Origins, The Justinian Plague
The Romans used to say “Jupiter preserve you” when in ancient time someone sneezed. It was a way to wish you health and call on the protection of the gods. The meaning morphed slightly under Pope Gregory. Pope Gregory the Great introduced the term “God Bless You” in the sixth century, 1,500 years ago! During the Justinian plague in the Eastern Roman Empire (541 AD), the Pope commanded that everyone who sneezed should be blessed immediately by saying “God bless you” and add the sign of the cross on their lips. This was ordered to call on Heavenly protection against the spread of the plague, to bless both you and the culprit. It was adopted so widely that only a century later it became a regular custom and people said it without thinking or thinking too much about the meaning of the phrase.

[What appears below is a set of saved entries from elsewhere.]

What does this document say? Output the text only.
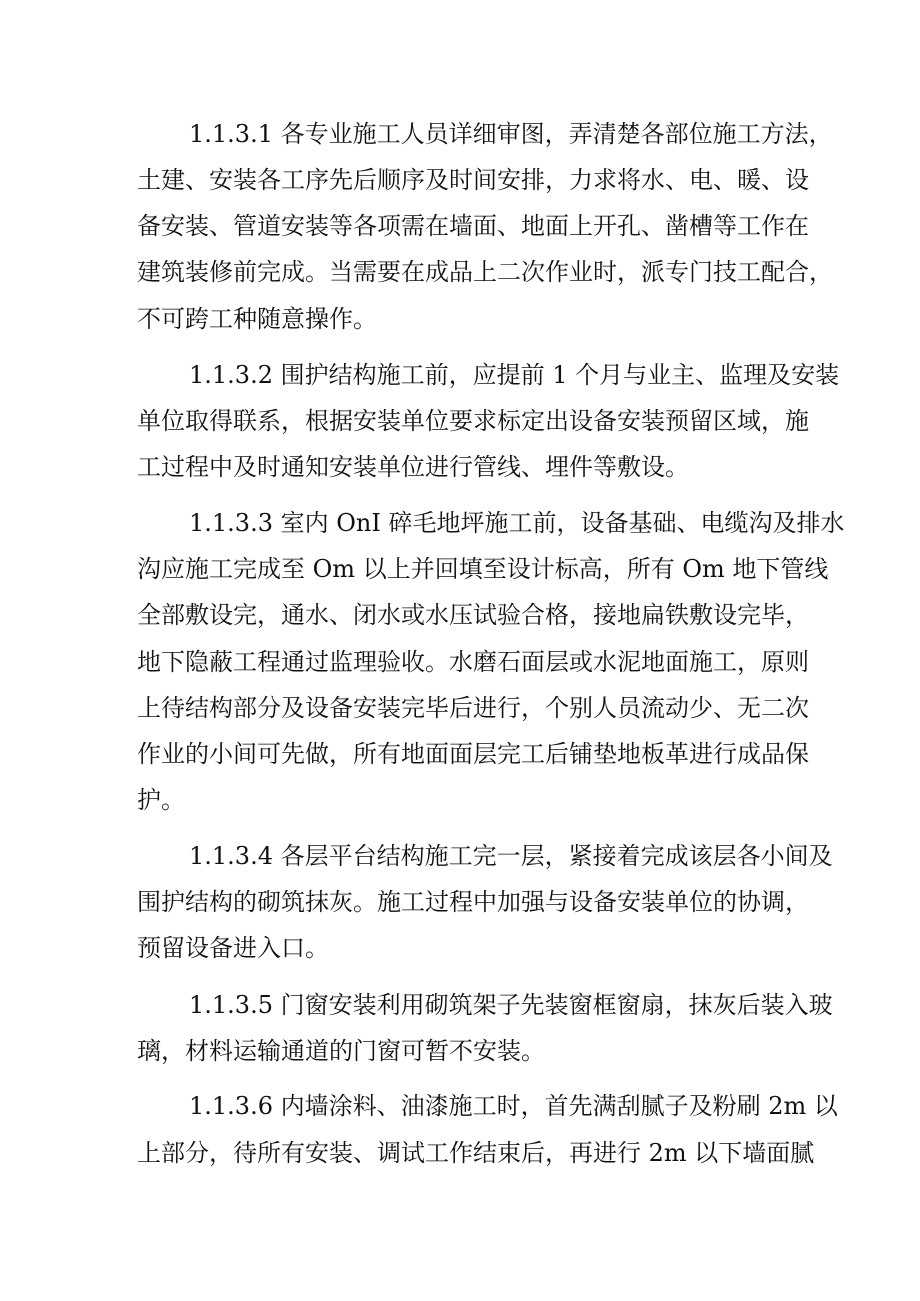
1.1.3.1 各专业施工人员详细审图，弄清楚各部位施工方法，
土建、安装各工序先后顺序及时间安排，力求将水、电、暖、设
备安装、管道安装等各项需在墙面、地面上开孔、凿槽等工作在
建筑装修前完成。当需要在成品上二次作业时，派专门技工配合，
不可跨工种随意操作。
1.1.3.2 围护结构施工前，应提前 1 个月与业主、监理及安装
单位取得联系，根据安装单位要求标定出设备安装预留区域，施
工过程中及时通知安装单位进行管线、埋件等敷设。
1.1.3.3 室内 OnI 碎毛地坪施工前，设备基础、电缆沟及排水
沟应施工完成至 Om 以上并回填至设计标高，所有 Om 地下管线
全部敷设完，通水、闭水或水压试验合格，接地扁铁敷设完毕，
地下隐蔽工程通过监理验收。水磨石面层或水泥地面施工，原则
上待结构部分及设备安装完毕后进行，个别人员流动少、无二次
作业的小间可先做，所有地面面层完工后铺垫地板革进行成品保
护。
1.1.3.4 各层平台结构施工完一层，紧接着完成该层各小间及
围护结构的砌筑抹灰。施工过程中加强与设备安装单位的协调，
预留设备进入口。
1.1.3.5 门窗安装利用砌筑架子先装窗框窗扇，抹灰后装入玻
璃，材料运输通道的门窗可暂不安装。
1.1.3.6 内墙涂料、油漆施工时，首先满刮腻子及粉刷 2m 以
上部分，待所有安装、调试工作结束后，再进行 2m 以下墙面腻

The Everyday Superstitious Meaning
There is also the superstition explanation which is a spin-off from the original. In fact, during the time of the plague it was believed that part of the soul was leaving the body while sneezing. The loss of part of your soul made you more vulnerable to temptation and to the devil. “God Bless You” took immediately the meaning of protecting your soul from your weakened state. It was also believed that the blessing would allow part of soul that left the body to return.
The Opposite was True at Times
Depending on the time and location, at times the sneeze was actually believed to be important as it was expelling the devil inside you. In that case, thanking after a bless you was considered dangerous as it might have invited the devil back.
So be careful to the times when you say bless you!